We are using the Java 1.5 SSLEngine to perform some non-blocking SSL network comms, and are seeing a Java-level deadlock occurring that doesn't seem to be covered in the "concurrency notes" in the javadocs for SSLEngine.
Our software has multiple threads calling into methods that perform either a wrap or unwrap operation. After either operation, if the NEED_TASK flag is set in the SSLEngineResult, we will perform all delegated tasks within the current thread. As I understand it, wrap/unwrap can occur simultaneously in multiple threads, and it is merely important to prevent simultaneous calls to either of the methods. I see no mention of the fact that a delegated task cannot be performed concurrently with either a wrap or unwrap, but this is where we are deadlocking.

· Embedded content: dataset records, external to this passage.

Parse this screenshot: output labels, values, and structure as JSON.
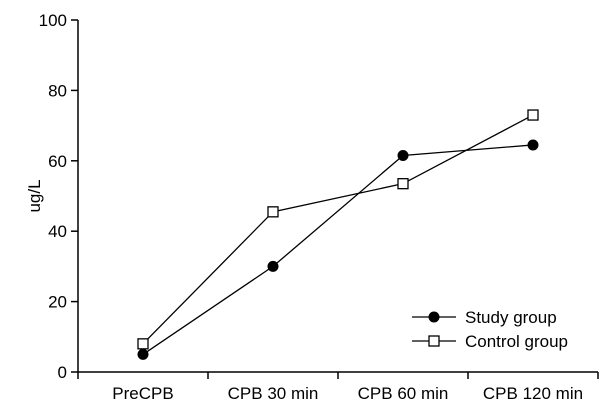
{
  "chart_data": {
    "type": "line",
    "ylabel": "ug/L",
    "ylim": [
      0,
      100
    ],
    "yticks": [
      0,
      20,
      40,
      60,
      80,
      100
    ],
    "categories": [
      "PreCPB",
      "CPB 30 min",
      "CPB 60 min",
      "CPB 120 min"
    ],
    "grid": false,
    "legend_position": "bottom-right",
    "series": [
      {
        "name": "Study group",
        "marker": "filled-circle",
        "color": "#000000",
        "values": [
          5,
          30,
          61.5,
          64.5
        ]
      },
      {
        "name": "Control group",
        "marker": "open-square",
        "color": "#000000",
        "values": [
          8,
          45.5,
          53.5,
          73
        ]
      }
    ]
  }
}
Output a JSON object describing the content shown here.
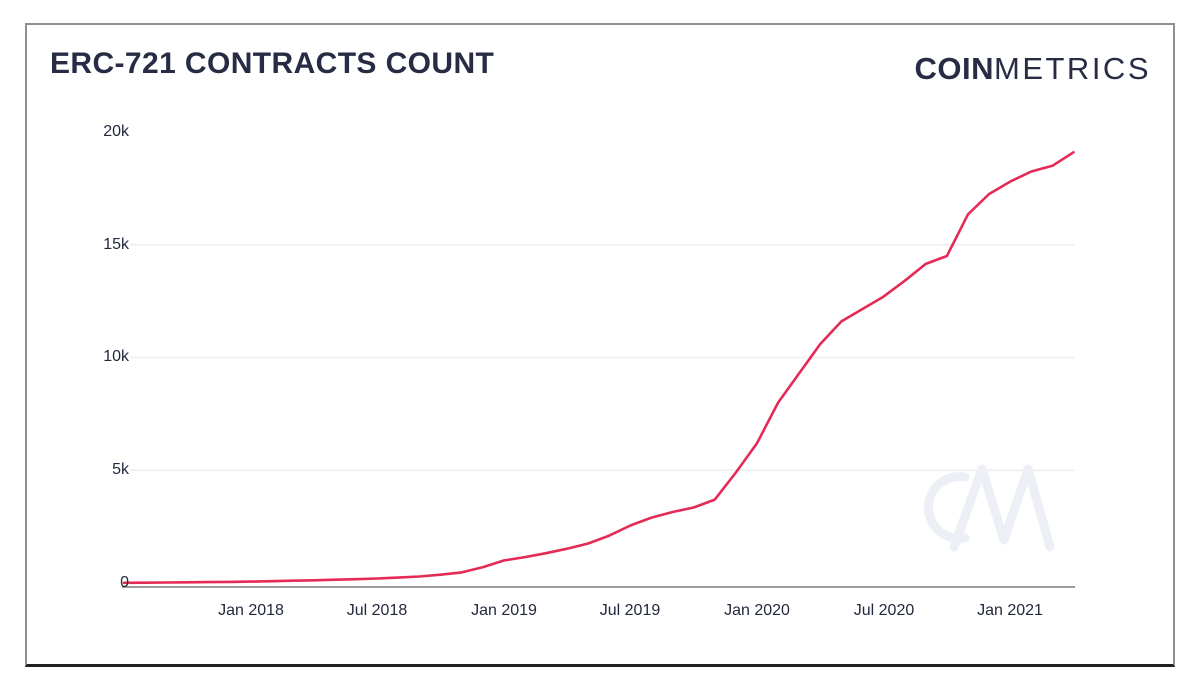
{
  "card": {
    "title": "ERC-721 CONTRACTS COUNT",
    "logo": {
      "bold": "COIN",
      "light": "METRICS"
    },
    "watermark": "CM"
  },
  "chart_data": {
    "type": "line",
    "title": "ERC-721 CONTRACTS COUNT",
    "series_name": "ERC-721 contracts count",
    "line_color": "#e42a56",
    "grid": "horizontal",
    "legend": "none",
    "ylim": [
      0,
      20000
    ],
    "y_tick_labels": [
      "20k",
      "15k",
      "10k",
      "5k",
      "0"
    ],
    "y_tick_values": [
      20000,
      15000,
      10000,
      5000,
      0
    ],
    "x_tick_labels": [
      "Jan 2018",
      "Jul 2018",
      "Jan 2019",
      "Jul 2019",
      "Jan 2020",
      "Jul 2020",
      "Jan 2021"
    ],
    "months": [
      "2017-07",
      "2017-08",
      "2017-09",
      "2017-10",
      "2017-11",
      "2017-12",
      "2018-01",
      "2018-02",
      "2018-03",
      "2018-04",
      "2018-05",
      "2018-06",
      "2018-07",
      "2018-08",
      "2018-09",
      "2018-10",
      "2018-11",
      "2018-12",
      "2019-01",
      "2019-02",
      "2019-03",
      "2019-04",
      "2019-05",
      "2019-06",
      "2019-07",
      "2019-08",
      "2019-09",
      "2019-10",
      "2019-11",
      "2019-12",
      "2020-01",
      "2020-02",
      "2020-03",
      "2020-04",
      "2020-05",
      "2020-06",
      "2020-07",
      "2020-08",
      "2020-09",
      "2020-10",
      "2020-11",
      "2020-12",
      "2021-01",
      "2021-02",
      "2021-03",
      "2021-04"
    ],
    "values": [
      10,
      15,
      20,
      30,
      40,
      50,
      60,
      80,
      100,
      120,
      145,
      170,
      200,
      240,
      290,
      370,
      470,
      700,
      1000,
      1150,
      1320,
      1520,
      1750,
      2100,
      2550,
      2900,
      3150,
      3350,
      3700,
      4900,
      6200,
      8000,
      9300,
      10600,
      11600,
      12150,
      12700,
      13400,
      14150,
      14500,
      16350,
      17250,
      17800,
      18250,
      18500,
      19100
    ]
  }
}
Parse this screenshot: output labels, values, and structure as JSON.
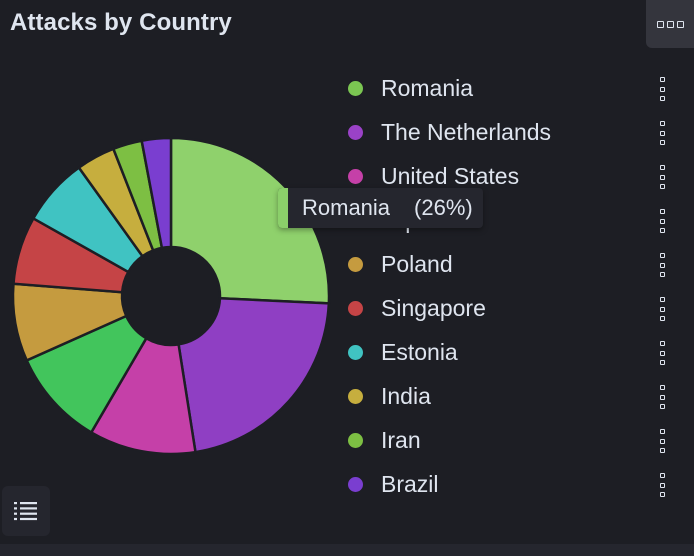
{
  "panel": {
    "title": "Attacks by Country"
  },
  "tooltip": {
    "label": "Romania",
    "value": "(26%)",
    "color": "#8bcf6a"
  },
  "chart_data": {
    "type": "pie",
    "title": "Attacks by Country",
    "donut": true,
    "legend_position": "right",
    "labels": [
      "Romania",
      "The Netherlands",
      "United States",
      "Japan",
      "Poland",
      "Singapore",
      "Estonia",
      "India",
      "Iran",
      "Brazil"
    ],
    "values": [
      26,
      22,
      11,
      10,
      8,
      7,
      7,
      4,
      3,
      3
    ],
    "colors": [
      "#8fd16c",
      "#8f3fc3",
      "#c540a8",
      "#42c55c",
      "#c59b3f",
      "#c54446",
      "#40c3c2",
      "#c6ae3e",
      "#7dbf43",
      "#7a3ed0"
    ]
  },
  "legend": {
    "items": [
      {
        "label": "Romania",
        "color": "#7bc652"
      },
      {
        "label": "The Netherlands",
        "color": "#9a42c7"
      },
      {
        "label": "United States",
        "color": "#c540a8"
      },
      {
        "label": "Japan",
        "color": "#42c55c"
      },
      {
        "label": "Poland",
        "color": "#c59b3f"
      },
      {
        "label": "Singapore",
        "color": "#c54446"
      },
      {
        "label": "Estonia",
        "color": "#40c3c2"
      },
      {
        "label": "India",
        "color": "#c6ae3e"
      },
      {
        "label": "Iran",
        "color": "#7dbf43"
      },
      {
        "label": "Brazil",
        "color": "#7a3ed0"
      }
    ]
  },
  "icons": {
    "options": "panel-options-icon",
    "legend_toggle": "list-icon",
    "item_menu": "vertical-dots-icon"
  }
}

Reference the following deadlock from our thread dump:
Found one Java-level deadlock:
=============================
"nbcsWriteWorker-6":
waiting to lock monitor 0x0013c378 (object 0xbb064200, a com.sun.net.ssl.internal.ssl.SSLEngineImpl),
which is held by "nbcsReadWorker-0"
"nbcsReadWorker-0":
waiting to lock monitor 0x0013c3c0 (object 0xbb076290, a java.lang.Object),
which is held by "nbcsWriteWorker-6"
Java stack information for the threads listed above:
===================================================
"nbcsWriteWorker-6":
at com.sun.net.ssl.internal.ssl.SSLEngineImpl.getConnectionState(SSLEngineImpl.java:472)
- waiting to lock <0xbb064200> (a com.sun.net.ssl.internal.ssl.SSLEngineImpl)
at com.sun.net.ssl.internal.ssl.SSLEngineImpl.writeAppRecord(SSLEngineImpl.java:1067)
at com.sun.net.ssl.internal.ssl.SSLEngineImpl.wrap(SSLEngineImpl.java:1026)
- locked <0xbb076290> (a java.lang.Object)
at javax.net.ssl.SSLEngine.wrap(SSLEngine.java:411)
at (our method to encode outbound data)
"nbcsReadWorker-0":
at com.sun.net.ssl.internal.ssl.Handshaker.sendChangeCipherSpec(Handshaker.java:594)
- waiting to lock <0xbb076290> (a java.lang.Object)
at com.sun.net.ssl.internal.ssl.ClientHandshaker.sendChangeCipherAndFinish(ClientHandshaker.java:698)
at com.sun.net.ssl.internal.ssl.ClientHandshaker.serverHelloDone(ClientHandshaker.java:624)
at com.sun.net.ssl.internal.ssl.ClientHandshaker.processMessage(ClientHandshaker.java:160)
at com.sun.net.ssl.internal.ssl.Handshaker.processLoop(Handshaker.java:495)
at com.sun.net.ssl.internal.ssl.Handshaker$1.run(Handshaker.java:437)
at java.security.AccessController.doPrivileged(Native Method)
at com.sun.net.ssl.internal.ssl.Handshaker$DelegatedTask.run(Handshaker.java:932)
- locked <0xbb064200> (a com.sun.net.ssl.internal.ssl.SSLEngineImpl)
at (our method to run all delegated tasks for the given socket)
at (our method to encode inbound data, wherein we performed an unwrap and determined there are tasks to run)
As you can see, there is a deadlock between objects locked inside of the wrap call and objects locked inside of the Handshaker$DelegatedTask. I can guard against this occurring by synchronizing against objects that prevent tasks from being run at the same time as either a wrap or unwrap, but I'm concerned that this might adversely affect performance.
Is a bug in the SSLEngine, or just a documentation problem?
(We are seeing this occur between 2 Solaris machines, for what it's worth.)